I hope you paid him. Most brides would feed their photographers it's bad manners.

BlondiePortz · 06/03/2025 21:46

Maybe they should elope then it would give something for people to really complain about, people will always find ways to complain about weddings I dont know why everyone doesnt just elope

Ddakji · 06/03/2025 21:57

Anxioustealady · 06/03/2025 21:24

No I genuinely did not know what you meant. Rude.

How ridiculous to lose out on a relationship with a child because you disliked their parents wedding. If that's what my nephews decided to do, I'd be happy for them. Some people dread their own weddings and get into a lot of debt because they've prioritised what their family want.

Just something to bear in mind. People isolate themselves a lot these days, half the time without realising they’re doing it. Community matters.

NotTheDebtDoctorWithTheHungryScalpel · 06/03/2025 22:03

Ddakji · 06/03/2025 21:57

Just something to bear in mind. People isolate themselves a lot these days, half the time without realising they’re doing it. Community matters.

A community that wouldn't be there for you because you had to limit the numbers of people going to your wedding absolutely doesn't matter.

Ddakji · 06/03/2025 22:07

NotTheDebtDoctorWithTheHungryScalpel · 06/03/2025 22:03

A community that wouldn't be there for you because you had to limit the numbers of people going to your wedding absolutely doesn't matter.

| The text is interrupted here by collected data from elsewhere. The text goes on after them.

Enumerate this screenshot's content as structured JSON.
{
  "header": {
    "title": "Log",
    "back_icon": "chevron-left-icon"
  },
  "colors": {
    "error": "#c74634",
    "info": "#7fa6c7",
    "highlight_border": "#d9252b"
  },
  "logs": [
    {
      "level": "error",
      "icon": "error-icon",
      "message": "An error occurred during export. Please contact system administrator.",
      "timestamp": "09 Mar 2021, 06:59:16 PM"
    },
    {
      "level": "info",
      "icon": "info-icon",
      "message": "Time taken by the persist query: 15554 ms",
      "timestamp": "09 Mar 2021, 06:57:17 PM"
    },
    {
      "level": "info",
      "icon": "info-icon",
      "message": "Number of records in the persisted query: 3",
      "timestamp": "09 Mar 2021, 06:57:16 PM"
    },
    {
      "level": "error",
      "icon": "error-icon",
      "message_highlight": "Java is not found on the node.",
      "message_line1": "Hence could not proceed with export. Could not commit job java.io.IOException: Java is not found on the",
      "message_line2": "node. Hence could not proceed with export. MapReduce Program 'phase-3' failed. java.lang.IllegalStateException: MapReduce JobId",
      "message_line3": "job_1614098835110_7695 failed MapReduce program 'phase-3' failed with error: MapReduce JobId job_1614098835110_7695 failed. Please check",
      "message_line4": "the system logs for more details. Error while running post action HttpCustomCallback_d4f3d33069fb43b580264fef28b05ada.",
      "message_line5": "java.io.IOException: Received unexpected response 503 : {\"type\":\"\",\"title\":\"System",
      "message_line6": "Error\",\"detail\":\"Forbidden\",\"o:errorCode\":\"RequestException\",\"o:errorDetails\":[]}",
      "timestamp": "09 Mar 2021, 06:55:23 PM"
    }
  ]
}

“Had to” so far as weddings are concerned is usually “chose to”. And of course that’s fine. We can all make our choices and live with them.

Just some food for thought.

ClarasSisters · 06/03/2025 22:11

Is your brother a professional photographer? Is he taking his family? If the answers are yes and no then in your shoes I'd probably be sad I'm missing out on my niece's big day but understand that my brother's only there because they need his skills (and mates rates). So not like you've been deliberately shunned.